On the spectrum of nonrelativistic AdS/CFT

TL;DR

This paper develops a Hamiltonian framework for nonrelativistic AdS/CFT models, connecting holographic descriptions with many-body fermion spectra and exploring physical implications like mass gaps and phase transitions.

Contribution

It introduces a Hamiltonian approach to nonrelativistic AdS/CFT, enabling direct comparison with many-body fermion spectra and physical interpretation of the holographic coordinate.

Findings

Exact AdS metrics can realize physical requirements without exotic matter.

The holographic radial coordinate correlates with many-body spectra.
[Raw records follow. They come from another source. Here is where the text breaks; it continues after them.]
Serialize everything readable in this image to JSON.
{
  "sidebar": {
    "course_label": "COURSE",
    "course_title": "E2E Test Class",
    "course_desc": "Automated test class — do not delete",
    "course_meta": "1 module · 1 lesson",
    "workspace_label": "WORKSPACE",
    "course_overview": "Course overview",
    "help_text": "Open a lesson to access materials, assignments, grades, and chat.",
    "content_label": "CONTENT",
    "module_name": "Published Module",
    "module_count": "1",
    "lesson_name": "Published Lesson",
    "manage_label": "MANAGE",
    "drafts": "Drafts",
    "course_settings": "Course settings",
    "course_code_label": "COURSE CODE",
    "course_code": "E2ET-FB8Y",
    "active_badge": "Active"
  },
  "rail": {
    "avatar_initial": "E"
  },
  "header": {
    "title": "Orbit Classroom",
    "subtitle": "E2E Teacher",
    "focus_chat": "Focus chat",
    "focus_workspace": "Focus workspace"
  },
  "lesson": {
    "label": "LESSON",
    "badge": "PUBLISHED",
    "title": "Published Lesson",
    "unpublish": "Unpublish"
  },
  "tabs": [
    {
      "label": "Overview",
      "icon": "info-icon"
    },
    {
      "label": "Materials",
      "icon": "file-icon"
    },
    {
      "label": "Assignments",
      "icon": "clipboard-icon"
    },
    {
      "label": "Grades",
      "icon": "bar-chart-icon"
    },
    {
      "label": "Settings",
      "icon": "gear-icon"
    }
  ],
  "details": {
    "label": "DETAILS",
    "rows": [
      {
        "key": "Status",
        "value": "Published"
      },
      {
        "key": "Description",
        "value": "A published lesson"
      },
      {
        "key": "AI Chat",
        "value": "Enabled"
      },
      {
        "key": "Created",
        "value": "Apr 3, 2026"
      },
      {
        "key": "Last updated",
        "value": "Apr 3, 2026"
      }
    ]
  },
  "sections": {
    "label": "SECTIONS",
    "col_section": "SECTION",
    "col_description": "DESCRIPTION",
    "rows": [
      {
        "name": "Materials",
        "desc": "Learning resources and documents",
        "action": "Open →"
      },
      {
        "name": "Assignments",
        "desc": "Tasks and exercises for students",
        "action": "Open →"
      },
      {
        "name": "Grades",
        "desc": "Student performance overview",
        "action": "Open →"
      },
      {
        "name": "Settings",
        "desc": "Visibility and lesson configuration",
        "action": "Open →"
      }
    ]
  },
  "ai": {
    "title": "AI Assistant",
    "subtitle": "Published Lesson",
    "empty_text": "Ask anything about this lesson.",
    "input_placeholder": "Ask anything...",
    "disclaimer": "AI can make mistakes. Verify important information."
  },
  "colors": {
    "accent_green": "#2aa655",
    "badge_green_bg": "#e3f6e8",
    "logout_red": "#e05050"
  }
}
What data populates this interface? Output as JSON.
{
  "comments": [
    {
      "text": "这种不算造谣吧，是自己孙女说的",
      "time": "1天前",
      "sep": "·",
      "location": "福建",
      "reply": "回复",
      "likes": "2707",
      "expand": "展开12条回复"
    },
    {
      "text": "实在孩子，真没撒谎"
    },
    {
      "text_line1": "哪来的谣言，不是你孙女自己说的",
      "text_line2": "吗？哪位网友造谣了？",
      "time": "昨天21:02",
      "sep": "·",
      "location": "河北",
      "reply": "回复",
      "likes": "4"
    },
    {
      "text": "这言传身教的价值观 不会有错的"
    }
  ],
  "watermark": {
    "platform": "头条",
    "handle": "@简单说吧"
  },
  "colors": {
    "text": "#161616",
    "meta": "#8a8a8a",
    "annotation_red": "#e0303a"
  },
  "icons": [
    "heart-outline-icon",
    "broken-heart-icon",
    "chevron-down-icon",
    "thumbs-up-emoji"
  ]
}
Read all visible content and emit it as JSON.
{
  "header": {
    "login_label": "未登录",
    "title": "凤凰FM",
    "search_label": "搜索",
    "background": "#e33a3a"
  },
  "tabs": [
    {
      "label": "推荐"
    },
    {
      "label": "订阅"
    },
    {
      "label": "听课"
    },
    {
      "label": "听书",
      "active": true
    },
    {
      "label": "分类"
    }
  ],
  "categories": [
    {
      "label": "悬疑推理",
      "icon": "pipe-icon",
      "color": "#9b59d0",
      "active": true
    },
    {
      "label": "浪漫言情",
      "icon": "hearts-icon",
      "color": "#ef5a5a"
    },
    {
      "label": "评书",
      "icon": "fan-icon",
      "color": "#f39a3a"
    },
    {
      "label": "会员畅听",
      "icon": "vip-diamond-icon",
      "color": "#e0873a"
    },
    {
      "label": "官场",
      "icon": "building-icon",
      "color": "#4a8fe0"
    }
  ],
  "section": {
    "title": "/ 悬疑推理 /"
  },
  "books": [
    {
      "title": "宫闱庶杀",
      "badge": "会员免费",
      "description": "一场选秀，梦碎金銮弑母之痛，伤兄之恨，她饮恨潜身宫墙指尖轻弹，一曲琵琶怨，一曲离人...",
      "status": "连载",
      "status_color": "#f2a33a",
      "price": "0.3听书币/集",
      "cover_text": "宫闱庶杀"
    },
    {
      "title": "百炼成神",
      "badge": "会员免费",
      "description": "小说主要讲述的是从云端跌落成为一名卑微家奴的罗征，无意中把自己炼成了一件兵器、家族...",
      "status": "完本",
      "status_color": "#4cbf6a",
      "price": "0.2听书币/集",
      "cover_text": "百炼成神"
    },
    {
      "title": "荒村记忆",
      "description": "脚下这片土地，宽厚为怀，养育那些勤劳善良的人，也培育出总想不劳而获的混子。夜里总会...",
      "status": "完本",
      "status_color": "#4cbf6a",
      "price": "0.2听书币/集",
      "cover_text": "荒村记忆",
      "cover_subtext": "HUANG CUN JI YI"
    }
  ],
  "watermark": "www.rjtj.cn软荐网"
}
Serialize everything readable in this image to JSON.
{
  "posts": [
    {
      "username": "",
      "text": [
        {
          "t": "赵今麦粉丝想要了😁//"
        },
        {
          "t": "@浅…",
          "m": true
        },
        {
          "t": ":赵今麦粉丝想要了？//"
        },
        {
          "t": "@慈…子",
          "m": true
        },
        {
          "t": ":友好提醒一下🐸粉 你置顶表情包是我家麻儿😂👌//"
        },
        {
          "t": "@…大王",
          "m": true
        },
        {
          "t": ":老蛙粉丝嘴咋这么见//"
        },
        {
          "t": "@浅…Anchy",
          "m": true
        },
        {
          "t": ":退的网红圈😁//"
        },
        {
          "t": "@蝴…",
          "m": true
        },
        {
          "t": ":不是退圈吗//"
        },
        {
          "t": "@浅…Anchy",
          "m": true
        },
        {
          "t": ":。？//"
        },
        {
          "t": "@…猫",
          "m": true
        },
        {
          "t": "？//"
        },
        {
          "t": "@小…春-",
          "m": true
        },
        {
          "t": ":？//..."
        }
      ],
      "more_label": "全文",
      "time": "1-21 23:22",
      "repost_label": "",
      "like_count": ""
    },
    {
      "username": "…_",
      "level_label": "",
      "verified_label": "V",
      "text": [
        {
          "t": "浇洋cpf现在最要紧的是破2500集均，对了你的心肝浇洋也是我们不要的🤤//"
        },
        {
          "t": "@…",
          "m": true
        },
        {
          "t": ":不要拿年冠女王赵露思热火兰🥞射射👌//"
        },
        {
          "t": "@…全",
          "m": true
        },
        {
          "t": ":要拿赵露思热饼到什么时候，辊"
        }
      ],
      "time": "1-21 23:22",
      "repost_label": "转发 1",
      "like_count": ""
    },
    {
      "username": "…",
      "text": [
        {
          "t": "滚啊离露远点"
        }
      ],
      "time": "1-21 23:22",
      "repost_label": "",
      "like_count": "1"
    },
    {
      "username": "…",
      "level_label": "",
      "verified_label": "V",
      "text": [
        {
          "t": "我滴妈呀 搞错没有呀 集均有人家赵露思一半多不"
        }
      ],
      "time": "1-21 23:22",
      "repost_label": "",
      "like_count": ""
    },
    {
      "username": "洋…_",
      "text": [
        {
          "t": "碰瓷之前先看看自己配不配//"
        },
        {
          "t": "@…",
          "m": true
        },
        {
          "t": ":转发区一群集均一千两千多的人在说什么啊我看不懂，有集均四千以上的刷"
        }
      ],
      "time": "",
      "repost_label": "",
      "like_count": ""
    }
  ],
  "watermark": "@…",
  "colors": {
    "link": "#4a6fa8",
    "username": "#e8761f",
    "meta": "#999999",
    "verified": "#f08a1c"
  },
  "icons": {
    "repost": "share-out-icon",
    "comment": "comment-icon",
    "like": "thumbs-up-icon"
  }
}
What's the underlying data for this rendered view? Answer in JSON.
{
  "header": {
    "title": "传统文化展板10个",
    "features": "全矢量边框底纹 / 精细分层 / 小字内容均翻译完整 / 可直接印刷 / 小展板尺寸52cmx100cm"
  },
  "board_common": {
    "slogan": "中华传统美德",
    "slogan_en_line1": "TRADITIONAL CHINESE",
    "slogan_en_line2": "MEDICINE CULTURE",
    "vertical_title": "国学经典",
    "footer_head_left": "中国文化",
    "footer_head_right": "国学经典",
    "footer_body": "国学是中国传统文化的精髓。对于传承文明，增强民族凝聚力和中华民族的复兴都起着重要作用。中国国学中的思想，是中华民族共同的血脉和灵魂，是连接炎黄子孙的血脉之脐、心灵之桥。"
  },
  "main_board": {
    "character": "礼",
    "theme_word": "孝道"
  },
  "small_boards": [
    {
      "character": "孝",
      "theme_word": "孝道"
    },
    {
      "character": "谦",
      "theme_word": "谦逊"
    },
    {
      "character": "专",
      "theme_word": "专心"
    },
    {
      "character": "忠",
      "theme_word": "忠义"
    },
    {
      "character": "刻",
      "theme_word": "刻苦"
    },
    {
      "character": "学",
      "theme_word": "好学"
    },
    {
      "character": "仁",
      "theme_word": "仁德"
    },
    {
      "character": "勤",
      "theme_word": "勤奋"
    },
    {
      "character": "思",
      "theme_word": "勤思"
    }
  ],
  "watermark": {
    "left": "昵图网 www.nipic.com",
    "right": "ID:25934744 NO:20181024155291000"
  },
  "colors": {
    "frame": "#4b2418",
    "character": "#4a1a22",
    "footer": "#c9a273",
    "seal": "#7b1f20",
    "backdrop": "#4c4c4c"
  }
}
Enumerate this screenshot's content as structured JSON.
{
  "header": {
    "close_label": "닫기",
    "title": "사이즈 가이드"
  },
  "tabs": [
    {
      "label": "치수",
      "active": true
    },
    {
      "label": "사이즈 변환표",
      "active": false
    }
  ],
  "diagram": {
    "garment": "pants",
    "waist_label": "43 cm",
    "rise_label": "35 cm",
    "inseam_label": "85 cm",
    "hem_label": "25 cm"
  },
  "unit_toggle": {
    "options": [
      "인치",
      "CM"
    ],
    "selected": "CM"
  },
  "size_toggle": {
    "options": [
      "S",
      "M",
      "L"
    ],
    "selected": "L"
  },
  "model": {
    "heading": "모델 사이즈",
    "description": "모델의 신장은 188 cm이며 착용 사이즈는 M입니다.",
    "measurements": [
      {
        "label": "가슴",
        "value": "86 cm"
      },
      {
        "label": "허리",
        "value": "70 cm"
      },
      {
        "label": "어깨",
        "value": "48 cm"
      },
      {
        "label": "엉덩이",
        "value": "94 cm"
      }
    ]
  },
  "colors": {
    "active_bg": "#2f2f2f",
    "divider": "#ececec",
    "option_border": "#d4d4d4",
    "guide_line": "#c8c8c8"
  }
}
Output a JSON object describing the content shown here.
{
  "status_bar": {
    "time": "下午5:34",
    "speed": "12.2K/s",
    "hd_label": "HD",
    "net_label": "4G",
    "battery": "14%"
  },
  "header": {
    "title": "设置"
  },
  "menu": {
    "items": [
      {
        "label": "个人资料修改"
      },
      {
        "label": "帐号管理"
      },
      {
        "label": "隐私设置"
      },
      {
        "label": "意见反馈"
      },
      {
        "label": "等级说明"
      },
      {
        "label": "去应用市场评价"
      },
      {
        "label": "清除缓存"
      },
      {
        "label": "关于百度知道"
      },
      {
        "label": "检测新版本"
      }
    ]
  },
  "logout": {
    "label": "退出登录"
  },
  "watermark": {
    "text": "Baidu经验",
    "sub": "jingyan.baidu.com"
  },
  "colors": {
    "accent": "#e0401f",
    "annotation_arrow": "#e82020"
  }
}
Speculations on mass gap generation and phase transitions in the AdS context.

Abstract

We develop a Hamiltonian picture for a family of models of nonrelativistic AdS/CFT duality. The Schrodinger group is realized via the conformal quantum mechanics of De Alfaro, Fubini and Furlan in the holographic direction. We show that most physical requirements, including the introduction of harmonic traps, can be realized with exact AdS metrics, but without any need for exotic matter sectors in the bulk dynamics. This Hamiltonian picture can be used to compare directly with many-body spectra of fermions at unitarity on harmonic traps, thereby providing a direct physical interpretation of the holographic radial coordinate for these systems. Finally, we add some speculations on the dynamical generation of mass gaps in the AdS description, the resulting quasiparticle spectra, and the analog of `deconfining' phase transitions that may occur.